Саркофаг | страница 12
И как-то незаметно, будто само собой так случилось, комсорг вдруг оказался рядом с девушкой, неслышно подошел сзади, обнял… оп, руки его пролезли под комбинезон…
– Ой, Рустам, перестань… перестань сейчас же!
– Всего двадцать рублей в месяц, – жадно гладя девчонку по животу, шептал Рустам. – Десять… Какая ты красивая, Надя… Ну, не стесняйся же своего тела! А хочешь… я тебе эту джинсу подарю? Вот так, просто?
– Так просто? – Студентка неожиданно покраснела. – За кого ты меня принимаешь?
– За свободную современную девушку! – гулко сказал Рустам. – А не за какую-нибудь там клушу – «синий чулок»! Нет-нет, я тебя не неволю… Просто ты такая красивая, что… что очень хочется целовать все твое тело! А комбинезон этот… пусть он останется у тебя. Бери! Просто так. Бесплатно! Ну, ты только посмотри!
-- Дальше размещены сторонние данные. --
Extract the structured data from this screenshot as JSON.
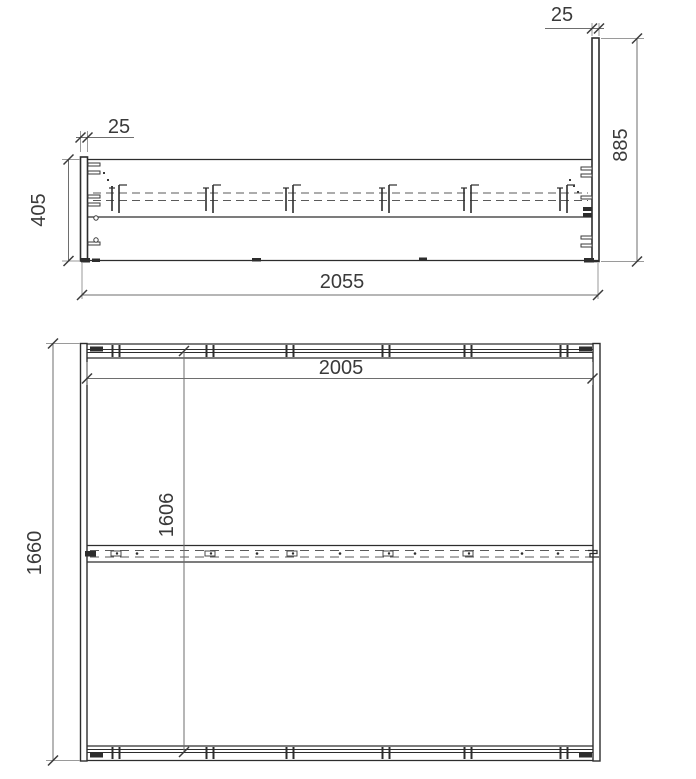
{
  "side_view": {
    "footboard_thickness": "25",
    "headboard_thickness": "25",
    "headboard_height": "885",
    "frame_height": "405",
    "overall_length": "2055"
  },
  "plan_view": {
    "inner_length": "2005",
    "slat_span": "1606",
    "overall_width": "1660"
  },
  "colors": {
    "structure_line": "#2d2d2d",
    "hidden_line": "#5a5a5a",
    "dimension_line": "#6e6e6e",
    "extension_line": "#9a9a9a",
    "text": "#3a3a3a",
    "background": "#ffffff"
  }
}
Взгляни же… И – всего один поцелуй… нет, несколько…
Надюха все же сломалась. Вначале позволила поцеловать себя в губы… потом с ее правого плеча опустилась бретелька… а вот – и с левого… Вот полетел на пол лифчик, обнажив упругую грудь, которую ушлый комсорг принялся тут же целовать с алчностью и истинно животной страстью…
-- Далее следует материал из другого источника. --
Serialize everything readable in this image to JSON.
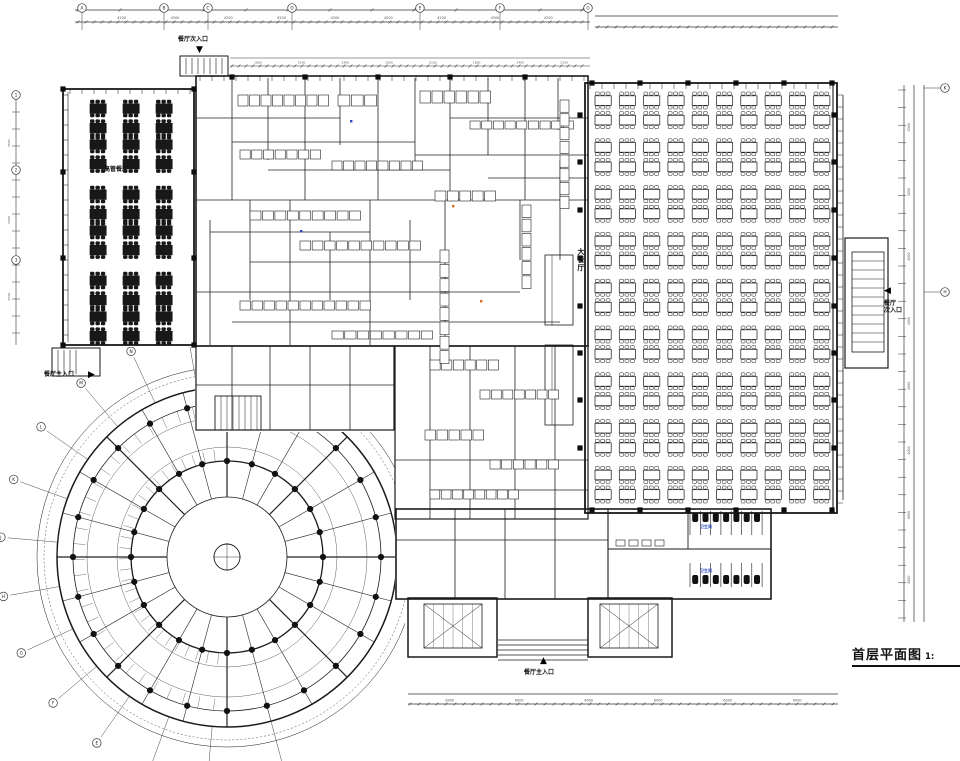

– Рустам… Рустам… вдруг кто-нибудь придет… вдруг кто-нибудь…
Девушка уже оказалась в койке, и Рустам принялся деловито стаскивать с нее комбинезон вместе с трусиками…
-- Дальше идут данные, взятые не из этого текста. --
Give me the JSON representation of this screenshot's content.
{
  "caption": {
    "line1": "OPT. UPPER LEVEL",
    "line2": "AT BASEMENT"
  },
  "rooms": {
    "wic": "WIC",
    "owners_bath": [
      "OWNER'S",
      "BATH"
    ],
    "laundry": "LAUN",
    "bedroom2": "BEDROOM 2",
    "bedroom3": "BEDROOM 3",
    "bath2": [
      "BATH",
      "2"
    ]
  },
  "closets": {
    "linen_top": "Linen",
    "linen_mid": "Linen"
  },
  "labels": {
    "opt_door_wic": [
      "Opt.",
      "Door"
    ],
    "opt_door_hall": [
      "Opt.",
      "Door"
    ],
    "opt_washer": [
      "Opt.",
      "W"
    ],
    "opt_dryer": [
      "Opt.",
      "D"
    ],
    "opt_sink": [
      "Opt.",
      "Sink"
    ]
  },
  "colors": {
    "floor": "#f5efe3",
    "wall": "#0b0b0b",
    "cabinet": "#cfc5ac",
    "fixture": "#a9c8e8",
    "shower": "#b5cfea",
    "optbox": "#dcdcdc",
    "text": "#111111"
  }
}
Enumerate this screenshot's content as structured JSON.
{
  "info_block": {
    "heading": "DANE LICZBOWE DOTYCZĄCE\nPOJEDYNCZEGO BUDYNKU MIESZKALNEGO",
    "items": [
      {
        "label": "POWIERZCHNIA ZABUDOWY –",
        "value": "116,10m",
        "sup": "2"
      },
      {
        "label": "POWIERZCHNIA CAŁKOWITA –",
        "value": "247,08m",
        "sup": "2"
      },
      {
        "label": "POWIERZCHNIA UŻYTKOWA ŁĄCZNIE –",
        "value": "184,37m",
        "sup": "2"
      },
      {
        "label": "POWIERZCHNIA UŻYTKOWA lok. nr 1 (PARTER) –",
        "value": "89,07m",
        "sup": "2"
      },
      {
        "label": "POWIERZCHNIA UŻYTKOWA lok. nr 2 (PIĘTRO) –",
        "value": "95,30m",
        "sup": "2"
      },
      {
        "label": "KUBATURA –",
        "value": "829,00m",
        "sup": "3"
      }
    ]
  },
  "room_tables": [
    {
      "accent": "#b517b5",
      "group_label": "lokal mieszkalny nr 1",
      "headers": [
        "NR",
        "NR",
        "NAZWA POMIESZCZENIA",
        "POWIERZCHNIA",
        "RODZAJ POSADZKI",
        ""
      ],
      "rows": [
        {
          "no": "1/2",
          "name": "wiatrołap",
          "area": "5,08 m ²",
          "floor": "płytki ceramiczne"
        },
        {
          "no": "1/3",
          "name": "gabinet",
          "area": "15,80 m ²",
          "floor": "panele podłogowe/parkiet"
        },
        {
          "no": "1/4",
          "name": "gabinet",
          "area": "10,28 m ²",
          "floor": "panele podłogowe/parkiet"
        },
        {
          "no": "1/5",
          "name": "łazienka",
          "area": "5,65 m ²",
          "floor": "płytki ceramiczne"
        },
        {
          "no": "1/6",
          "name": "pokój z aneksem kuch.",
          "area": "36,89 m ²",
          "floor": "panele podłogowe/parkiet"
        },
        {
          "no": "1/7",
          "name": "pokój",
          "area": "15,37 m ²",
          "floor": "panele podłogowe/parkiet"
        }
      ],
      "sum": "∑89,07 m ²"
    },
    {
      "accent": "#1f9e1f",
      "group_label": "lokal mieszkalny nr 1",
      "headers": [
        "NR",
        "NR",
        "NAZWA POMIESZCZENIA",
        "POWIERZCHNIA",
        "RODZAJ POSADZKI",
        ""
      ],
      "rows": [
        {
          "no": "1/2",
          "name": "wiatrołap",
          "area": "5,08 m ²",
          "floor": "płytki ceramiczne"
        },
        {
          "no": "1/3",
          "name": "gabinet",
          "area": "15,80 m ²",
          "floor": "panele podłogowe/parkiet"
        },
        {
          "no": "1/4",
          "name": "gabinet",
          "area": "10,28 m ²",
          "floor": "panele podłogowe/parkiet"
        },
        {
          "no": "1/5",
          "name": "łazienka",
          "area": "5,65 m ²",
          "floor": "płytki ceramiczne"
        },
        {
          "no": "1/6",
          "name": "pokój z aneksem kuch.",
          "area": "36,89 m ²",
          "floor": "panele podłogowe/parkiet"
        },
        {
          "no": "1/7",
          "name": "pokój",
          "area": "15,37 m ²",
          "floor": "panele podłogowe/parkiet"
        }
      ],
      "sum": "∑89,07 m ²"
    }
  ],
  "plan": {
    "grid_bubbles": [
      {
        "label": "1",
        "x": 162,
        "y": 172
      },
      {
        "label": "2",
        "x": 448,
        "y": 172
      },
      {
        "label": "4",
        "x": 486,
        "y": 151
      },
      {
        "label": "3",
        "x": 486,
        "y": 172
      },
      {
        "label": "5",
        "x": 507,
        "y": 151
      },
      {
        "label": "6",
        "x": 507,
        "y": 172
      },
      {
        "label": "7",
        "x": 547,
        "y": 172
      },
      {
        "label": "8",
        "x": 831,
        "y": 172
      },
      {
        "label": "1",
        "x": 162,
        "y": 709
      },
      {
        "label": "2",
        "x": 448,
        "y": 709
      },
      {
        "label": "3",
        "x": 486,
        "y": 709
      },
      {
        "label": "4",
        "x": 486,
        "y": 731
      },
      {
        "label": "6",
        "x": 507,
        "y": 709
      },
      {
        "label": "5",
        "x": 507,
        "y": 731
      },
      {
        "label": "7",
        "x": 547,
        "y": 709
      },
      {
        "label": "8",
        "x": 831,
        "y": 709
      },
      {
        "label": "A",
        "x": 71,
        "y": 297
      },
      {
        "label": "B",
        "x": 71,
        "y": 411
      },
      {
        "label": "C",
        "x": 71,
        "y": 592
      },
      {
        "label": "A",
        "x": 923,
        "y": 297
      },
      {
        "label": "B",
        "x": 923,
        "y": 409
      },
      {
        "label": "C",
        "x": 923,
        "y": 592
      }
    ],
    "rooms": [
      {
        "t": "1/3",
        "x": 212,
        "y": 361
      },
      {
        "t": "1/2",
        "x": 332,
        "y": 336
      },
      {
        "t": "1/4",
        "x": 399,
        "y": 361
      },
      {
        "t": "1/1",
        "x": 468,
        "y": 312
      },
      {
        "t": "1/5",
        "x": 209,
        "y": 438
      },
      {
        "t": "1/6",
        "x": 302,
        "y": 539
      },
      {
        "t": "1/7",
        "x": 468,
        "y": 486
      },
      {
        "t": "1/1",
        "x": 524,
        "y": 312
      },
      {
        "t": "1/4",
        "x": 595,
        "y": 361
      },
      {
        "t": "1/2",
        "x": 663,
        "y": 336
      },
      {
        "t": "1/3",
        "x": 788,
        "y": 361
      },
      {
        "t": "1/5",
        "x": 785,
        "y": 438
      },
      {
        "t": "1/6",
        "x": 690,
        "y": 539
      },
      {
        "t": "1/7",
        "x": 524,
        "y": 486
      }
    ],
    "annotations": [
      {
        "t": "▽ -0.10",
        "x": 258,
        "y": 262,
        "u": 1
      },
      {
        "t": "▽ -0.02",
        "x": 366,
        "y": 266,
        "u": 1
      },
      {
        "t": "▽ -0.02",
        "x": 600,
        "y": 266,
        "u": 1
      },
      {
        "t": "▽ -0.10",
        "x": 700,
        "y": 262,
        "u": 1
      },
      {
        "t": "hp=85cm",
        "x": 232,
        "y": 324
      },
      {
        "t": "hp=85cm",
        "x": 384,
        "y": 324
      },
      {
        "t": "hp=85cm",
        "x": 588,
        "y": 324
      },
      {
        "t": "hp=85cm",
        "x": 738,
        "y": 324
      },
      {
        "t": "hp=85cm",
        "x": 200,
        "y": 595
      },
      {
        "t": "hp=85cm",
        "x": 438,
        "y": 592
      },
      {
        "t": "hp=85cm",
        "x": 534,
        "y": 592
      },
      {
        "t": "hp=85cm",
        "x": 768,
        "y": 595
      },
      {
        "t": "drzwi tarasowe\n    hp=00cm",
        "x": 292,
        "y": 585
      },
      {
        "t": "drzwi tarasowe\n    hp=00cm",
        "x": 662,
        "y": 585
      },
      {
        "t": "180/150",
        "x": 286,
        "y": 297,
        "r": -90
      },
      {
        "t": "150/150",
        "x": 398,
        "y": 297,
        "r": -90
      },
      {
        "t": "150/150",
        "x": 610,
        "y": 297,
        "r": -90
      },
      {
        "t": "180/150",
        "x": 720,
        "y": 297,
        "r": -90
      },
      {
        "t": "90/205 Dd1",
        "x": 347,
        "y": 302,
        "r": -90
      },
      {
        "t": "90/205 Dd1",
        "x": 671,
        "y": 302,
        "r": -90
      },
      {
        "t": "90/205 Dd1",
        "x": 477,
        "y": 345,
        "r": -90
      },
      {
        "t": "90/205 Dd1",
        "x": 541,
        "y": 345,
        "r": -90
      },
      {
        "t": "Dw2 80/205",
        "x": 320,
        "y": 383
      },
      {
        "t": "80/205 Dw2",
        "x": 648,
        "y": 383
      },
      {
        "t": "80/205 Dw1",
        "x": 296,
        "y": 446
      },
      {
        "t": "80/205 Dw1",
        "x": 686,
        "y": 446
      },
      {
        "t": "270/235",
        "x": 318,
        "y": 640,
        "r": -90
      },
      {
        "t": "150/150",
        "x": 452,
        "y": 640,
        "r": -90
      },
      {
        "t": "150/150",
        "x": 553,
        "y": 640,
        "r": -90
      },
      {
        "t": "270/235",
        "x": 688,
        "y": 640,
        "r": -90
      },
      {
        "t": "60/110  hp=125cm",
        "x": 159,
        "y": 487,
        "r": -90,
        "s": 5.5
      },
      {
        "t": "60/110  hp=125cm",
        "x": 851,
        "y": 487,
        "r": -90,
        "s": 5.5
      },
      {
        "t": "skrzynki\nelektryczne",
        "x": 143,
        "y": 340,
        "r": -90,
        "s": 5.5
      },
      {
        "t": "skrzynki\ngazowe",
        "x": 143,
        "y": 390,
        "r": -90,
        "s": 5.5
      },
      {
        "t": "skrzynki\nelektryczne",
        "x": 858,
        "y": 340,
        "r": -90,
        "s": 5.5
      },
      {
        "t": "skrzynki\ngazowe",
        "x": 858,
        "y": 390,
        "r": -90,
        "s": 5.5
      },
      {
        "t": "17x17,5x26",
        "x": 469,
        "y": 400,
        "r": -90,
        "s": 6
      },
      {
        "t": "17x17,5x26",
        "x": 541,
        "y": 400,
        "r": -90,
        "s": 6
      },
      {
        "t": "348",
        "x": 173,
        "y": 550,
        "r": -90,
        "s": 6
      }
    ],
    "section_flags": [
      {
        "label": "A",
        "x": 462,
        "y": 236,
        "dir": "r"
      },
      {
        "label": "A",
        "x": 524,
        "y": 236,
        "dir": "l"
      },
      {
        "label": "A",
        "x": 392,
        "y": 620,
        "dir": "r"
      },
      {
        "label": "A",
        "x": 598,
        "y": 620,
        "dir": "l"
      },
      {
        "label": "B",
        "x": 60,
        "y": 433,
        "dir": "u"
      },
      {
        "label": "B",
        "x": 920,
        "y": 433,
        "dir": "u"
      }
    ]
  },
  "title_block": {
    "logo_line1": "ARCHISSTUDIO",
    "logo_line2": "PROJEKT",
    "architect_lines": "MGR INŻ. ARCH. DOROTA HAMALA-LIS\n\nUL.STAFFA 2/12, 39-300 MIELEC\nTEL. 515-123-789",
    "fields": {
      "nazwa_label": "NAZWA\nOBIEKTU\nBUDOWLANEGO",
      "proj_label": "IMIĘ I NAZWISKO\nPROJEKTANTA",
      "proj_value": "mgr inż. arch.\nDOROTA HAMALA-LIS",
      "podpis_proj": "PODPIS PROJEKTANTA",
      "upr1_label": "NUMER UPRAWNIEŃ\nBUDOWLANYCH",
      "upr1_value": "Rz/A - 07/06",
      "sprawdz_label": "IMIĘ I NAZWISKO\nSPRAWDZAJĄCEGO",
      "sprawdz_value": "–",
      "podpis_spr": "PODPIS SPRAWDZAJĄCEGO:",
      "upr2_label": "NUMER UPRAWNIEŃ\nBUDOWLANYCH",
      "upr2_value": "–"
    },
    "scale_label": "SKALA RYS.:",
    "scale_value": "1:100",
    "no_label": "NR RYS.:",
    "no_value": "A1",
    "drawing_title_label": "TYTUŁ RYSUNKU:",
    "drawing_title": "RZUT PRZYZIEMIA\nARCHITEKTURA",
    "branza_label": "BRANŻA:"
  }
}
Ай-ай-ай, что делают? Так и до гербария не дойдет. Притворно покручинившись, Тихомиров легонько смахнул рукой стоявший на столе графин… и тот разбился вдребезги!
– Ай! – Надюха тут же натянула комбинезон обратно и испуганно сверкнула глазами: – Кто здесь?
За дверью – весьма кстати – вдруг послышались шаги и чьи-то веселые голоса.
– Ребятапришли, – тихо сказала Надя. – Сашка с Виталькой.
– Поди, за вином ходили, – поправляя галстук, ухмыльнулся комсорг.
Поправил, походил перед зеркалом, потом обернулся, посмотрел на девушку, плотоядно, словно древний ящер на какое-нибудь ходячее мясо. Улыбнулся, подмигнул даже:
– Ты комбинезончик-то носи…
И ушел, оставив дверь открытой.
– Хм, носи… – Надюха снова завертелась у зеркала – и так повернулась, и эдак, видать, сильно нравилась ей эта джинсуха, настолько нравилась, что девчонка, похоже, была готова на все.
Тихомиров даже сплюнул презрительно, но почти сразу, подумав, пожал плечами – в конце концов, почему он кого-то здесь осуждает? Он, захвативший те самые времена лишь краем детства? Восьмидесятые, семидесятые, шестидесятые между собой отличались, по сути, очень мало, а вот девяностые, на которые пришлась юность Максима, – совсем другой разговор, иная эпоха. И никогда ему и его поколению не понять этих людей, готовых за тряпки на… А на что, собственно? Собственно, почему он тут так все решил? И кто она ему, эта Надюха Курдюкова? Красивая обманка, морок, с которым и поговорить-то нельзя.